There are more, many more, great scientific innovations on the market. What about an ‘follow-on’ milk for toddlers with ingredients that boost and fortify the child’s immune system? That would be the immuno-fortis, then. Want a washing gel that contains oxygen that activates in the wash and actively lifts stains? Get the one with Actilift! And if you don’t fancy gel or powder, why not use Liquitabs? Yes, they’re tablets… with liquid in, geddit? Nasty verruca? Get Bazooka, it’s got verrukill technology! Rough skin you feel the need to exfoliate with a brush? It’s nothing to be ashamed of, and it’s the reason Garnier have designed their special exfo-brusher. Or maybe it’s Maybelline…
I’ve grown accustomed to pro-biotic yoghurts now. Everything seems to be pro-something in the advertising world, and I like those good bacteria that are in favour of my digestion. I’m a little unsure about those pre-biotic compounds though: if I want food that’s already been digested, I’ll got to McDonald’s (do-do-do-do-do, it’s full of shit).

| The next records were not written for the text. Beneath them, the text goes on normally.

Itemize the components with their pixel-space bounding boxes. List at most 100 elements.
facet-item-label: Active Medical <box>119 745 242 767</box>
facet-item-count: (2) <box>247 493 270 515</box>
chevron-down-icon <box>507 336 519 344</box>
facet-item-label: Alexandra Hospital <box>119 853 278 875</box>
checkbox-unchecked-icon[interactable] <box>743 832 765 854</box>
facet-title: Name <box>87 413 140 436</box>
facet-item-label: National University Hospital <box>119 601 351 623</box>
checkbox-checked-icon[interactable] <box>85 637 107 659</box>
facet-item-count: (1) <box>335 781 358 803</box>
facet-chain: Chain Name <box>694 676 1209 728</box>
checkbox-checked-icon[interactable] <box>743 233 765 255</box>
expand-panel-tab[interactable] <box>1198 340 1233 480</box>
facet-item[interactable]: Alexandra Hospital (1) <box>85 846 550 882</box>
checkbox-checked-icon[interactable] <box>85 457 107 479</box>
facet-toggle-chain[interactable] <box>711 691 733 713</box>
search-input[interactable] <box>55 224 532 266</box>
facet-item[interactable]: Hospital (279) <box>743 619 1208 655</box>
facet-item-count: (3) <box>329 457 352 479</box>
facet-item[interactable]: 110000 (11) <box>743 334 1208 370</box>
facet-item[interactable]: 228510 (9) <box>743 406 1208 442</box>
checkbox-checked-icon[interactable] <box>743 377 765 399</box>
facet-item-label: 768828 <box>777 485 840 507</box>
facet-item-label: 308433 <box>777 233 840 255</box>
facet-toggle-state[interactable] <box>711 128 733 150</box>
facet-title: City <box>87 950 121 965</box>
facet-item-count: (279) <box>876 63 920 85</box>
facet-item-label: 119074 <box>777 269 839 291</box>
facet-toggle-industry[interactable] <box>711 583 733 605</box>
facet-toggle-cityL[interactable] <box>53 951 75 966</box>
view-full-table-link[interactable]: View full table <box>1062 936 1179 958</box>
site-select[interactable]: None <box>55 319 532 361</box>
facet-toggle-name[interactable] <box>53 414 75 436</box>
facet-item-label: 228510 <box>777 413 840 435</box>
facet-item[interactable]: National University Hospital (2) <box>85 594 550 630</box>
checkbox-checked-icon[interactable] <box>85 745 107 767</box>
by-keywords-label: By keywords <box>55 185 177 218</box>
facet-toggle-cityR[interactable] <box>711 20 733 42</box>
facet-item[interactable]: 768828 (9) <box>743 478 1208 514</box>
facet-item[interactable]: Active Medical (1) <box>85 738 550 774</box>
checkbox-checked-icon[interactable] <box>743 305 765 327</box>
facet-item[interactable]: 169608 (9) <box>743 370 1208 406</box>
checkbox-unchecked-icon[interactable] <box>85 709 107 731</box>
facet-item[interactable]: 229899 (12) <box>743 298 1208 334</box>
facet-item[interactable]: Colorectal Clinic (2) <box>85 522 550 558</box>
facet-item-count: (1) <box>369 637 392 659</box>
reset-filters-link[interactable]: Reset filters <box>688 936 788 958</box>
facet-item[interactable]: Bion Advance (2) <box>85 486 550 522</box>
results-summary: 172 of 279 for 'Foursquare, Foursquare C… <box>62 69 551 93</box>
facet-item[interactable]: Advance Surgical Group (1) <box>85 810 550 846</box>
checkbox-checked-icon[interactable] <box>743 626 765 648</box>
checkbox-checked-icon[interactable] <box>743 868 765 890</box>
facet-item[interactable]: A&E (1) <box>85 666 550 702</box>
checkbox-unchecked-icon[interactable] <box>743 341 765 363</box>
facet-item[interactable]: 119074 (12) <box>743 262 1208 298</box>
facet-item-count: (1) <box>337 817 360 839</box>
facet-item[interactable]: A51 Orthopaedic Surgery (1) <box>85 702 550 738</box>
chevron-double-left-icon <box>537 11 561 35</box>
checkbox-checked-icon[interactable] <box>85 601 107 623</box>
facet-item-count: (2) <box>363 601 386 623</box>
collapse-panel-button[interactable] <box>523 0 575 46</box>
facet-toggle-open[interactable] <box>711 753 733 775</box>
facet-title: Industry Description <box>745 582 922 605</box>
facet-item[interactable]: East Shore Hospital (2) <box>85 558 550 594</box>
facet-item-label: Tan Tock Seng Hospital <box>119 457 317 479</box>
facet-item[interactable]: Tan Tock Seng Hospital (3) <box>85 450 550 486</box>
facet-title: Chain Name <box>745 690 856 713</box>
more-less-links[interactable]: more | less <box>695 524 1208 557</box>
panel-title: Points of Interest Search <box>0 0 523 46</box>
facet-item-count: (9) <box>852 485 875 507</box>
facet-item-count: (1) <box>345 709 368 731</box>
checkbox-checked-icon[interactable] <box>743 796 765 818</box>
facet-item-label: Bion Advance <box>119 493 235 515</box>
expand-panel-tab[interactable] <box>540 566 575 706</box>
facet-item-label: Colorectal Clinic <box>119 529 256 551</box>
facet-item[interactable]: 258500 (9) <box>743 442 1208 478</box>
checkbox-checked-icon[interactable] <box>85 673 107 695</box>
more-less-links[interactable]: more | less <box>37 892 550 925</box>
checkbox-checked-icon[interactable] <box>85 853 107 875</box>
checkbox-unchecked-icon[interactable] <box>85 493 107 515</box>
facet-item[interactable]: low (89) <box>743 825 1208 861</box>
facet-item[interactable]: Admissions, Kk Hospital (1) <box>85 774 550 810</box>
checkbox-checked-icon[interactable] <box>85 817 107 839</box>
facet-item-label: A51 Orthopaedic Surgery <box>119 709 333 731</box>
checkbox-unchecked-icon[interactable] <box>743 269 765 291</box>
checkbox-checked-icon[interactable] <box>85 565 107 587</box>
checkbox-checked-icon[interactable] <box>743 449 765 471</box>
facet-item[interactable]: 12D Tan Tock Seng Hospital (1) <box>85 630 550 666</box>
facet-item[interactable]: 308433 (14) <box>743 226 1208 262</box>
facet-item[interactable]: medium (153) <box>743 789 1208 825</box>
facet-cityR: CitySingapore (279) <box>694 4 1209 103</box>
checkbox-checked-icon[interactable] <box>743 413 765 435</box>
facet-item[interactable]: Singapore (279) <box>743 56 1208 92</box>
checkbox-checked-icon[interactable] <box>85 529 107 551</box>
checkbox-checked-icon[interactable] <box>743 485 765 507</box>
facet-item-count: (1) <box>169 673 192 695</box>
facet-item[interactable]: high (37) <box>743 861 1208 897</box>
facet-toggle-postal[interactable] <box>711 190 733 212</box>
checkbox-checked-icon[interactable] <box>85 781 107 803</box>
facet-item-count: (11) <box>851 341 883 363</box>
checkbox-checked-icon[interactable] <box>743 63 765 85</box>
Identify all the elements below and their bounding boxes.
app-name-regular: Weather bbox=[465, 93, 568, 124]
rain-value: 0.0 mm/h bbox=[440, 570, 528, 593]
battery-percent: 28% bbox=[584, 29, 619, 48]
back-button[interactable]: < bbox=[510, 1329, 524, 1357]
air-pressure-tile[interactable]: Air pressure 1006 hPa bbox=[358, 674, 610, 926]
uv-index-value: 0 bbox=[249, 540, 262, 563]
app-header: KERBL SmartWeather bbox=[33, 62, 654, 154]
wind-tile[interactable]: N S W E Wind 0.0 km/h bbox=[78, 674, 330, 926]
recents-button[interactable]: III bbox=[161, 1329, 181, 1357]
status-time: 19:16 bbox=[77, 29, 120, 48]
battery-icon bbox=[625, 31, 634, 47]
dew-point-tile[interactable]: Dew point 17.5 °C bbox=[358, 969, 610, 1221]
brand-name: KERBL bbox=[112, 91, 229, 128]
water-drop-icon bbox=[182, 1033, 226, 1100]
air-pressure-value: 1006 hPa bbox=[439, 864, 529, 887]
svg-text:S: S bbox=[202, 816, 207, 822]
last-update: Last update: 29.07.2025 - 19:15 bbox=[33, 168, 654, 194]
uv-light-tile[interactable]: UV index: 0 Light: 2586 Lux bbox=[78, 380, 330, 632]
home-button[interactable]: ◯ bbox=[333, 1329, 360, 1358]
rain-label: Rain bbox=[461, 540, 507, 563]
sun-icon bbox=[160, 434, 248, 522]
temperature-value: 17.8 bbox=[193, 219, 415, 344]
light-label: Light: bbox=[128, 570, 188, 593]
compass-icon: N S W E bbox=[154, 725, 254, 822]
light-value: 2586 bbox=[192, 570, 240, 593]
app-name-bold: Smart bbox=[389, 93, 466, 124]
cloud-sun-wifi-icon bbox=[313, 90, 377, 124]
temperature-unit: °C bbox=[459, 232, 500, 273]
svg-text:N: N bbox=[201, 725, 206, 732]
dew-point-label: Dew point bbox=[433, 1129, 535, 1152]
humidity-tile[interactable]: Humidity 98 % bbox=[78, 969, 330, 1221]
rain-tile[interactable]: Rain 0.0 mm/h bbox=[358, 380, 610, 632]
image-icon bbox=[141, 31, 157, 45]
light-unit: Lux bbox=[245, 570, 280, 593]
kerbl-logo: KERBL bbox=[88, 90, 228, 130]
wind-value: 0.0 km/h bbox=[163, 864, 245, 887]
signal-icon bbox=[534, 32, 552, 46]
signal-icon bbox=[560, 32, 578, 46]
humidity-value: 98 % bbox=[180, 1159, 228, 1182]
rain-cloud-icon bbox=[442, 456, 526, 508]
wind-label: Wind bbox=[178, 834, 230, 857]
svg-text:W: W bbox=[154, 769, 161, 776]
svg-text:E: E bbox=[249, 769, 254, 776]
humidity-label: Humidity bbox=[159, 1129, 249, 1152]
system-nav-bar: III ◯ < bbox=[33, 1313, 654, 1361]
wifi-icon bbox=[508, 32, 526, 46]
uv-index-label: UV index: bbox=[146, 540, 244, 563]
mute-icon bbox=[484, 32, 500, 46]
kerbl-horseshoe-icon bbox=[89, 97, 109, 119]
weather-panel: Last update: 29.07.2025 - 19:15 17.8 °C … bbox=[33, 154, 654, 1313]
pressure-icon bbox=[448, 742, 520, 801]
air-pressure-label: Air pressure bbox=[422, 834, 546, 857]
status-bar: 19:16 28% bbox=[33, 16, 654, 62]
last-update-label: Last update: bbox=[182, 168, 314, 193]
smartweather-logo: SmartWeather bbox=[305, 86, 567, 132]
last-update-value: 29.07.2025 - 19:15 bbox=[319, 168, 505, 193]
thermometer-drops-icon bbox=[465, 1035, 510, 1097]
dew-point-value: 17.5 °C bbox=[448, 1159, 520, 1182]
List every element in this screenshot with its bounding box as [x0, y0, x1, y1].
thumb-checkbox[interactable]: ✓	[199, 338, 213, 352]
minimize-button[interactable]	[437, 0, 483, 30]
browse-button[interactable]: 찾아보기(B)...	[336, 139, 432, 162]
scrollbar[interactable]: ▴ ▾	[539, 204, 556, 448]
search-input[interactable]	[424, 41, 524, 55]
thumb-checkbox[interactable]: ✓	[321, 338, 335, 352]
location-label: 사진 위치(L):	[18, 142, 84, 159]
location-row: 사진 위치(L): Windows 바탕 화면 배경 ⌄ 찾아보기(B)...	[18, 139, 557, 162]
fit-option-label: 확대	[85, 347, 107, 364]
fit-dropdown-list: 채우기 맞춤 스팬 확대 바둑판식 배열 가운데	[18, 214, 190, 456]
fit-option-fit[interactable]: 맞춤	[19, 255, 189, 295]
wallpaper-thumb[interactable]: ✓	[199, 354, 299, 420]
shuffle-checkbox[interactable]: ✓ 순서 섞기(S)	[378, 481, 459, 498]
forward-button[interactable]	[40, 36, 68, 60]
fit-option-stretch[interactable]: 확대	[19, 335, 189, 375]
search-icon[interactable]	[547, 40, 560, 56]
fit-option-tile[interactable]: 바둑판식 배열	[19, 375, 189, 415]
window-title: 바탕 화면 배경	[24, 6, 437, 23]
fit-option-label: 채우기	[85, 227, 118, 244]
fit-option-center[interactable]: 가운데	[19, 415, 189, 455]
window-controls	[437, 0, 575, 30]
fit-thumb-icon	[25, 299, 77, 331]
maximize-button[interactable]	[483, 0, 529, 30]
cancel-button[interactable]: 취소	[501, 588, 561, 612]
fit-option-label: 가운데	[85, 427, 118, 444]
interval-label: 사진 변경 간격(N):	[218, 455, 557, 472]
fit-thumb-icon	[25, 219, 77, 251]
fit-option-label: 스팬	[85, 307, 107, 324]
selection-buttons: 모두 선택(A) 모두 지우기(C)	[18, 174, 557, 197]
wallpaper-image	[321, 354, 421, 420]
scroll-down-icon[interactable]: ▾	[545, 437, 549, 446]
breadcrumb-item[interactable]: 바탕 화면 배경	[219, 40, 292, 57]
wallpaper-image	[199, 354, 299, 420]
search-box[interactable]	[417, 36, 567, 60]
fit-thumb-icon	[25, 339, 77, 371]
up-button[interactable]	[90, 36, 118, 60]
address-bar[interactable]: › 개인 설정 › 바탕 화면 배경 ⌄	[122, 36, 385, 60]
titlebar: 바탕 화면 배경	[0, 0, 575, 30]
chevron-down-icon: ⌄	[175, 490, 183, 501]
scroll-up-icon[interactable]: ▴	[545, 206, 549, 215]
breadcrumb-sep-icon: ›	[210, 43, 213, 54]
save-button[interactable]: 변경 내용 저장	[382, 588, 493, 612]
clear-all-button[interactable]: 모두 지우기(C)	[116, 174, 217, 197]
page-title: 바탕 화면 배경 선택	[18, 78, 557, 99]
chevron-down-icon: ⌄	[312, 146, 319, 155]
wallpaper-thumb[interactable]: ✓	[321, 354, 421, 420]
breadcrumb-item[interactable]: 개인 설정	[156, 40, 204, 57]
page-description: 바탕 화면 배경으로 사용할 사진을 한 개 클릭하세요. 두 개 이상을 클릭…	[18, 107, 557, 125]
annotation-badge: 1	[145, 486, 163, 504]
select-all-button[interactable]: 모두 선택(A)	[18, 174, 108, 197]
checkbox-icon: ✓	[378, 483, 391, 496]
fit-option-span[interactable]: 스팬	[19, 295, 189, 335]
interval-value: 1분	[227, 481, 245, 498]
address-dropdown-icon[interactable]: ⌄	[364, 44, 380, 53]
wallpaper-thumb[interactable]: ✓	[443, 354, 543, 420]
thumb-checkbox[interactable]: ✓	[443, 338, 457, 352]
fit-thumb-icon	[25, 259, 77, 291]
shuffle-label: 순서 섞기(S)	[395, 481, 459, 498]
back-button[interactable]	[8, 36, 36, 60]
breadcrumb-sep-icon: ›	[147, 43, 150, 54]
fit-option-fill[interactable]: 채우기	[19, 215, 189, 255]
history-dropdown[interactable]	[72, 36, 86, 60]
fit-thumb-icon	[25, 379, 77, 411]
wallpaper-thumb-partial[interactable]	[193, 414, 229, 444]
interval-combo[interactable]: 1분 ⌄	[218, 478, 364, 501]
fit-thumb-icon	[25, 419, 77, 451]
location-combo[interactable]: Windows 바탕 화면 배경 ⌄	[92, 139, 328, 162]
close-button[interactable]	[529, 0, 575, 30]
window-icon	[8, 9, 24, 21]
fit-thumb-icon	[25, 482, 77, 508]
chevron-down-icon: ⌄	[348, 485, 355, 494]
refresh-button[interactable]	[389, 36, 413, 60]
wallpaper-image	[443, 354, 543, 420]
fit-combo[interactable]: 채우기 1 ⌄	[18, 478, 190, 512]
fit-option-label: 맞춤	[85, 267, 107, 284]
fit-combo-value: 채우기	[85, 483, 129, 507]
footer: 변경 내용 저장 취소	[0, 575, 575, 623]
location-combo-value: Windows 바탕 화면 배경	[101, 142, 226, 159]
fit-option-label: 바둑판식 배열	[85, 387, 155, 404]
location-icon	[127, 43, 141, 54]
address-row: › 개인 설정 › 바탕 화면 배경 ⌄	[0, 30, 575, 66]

We are, of course, supposed to be impressed. C’mon people, get a grip! These charlatans are selling the same crap tarted up and rebranded in fancy new packaging, but it’s a pretty thin disguise. The new formula with its fancy pseudoscientific name is just made-up nonsense that’s not an improvement created with the consumer in mind (unless you count the advertising execs in their sharp suits in the boardroom pondering how to fleece more cash from those they’ve already been fleecing blind for years, while increasing that number threefold in quarter one, etc). The reason I’m not buying is because this new mode of selling the same junk is an insult to our intelligence – that presents itself as appealing to our intelligence by presenting dumbed-down pseudoscience as somehow sincere and actually scientific. The truth is, it’s even worse than the ‘universe centres around you, be selfish’ pitches that tell the consumer, ‘you’re worth it’ and ‘it’s all about you’ etc. I say, wise up, don’t buy this rehashed garbage and buy what you want or need, not what your sold. The feeling you’ll get from doing so is grrrrrrrrrrrrreat!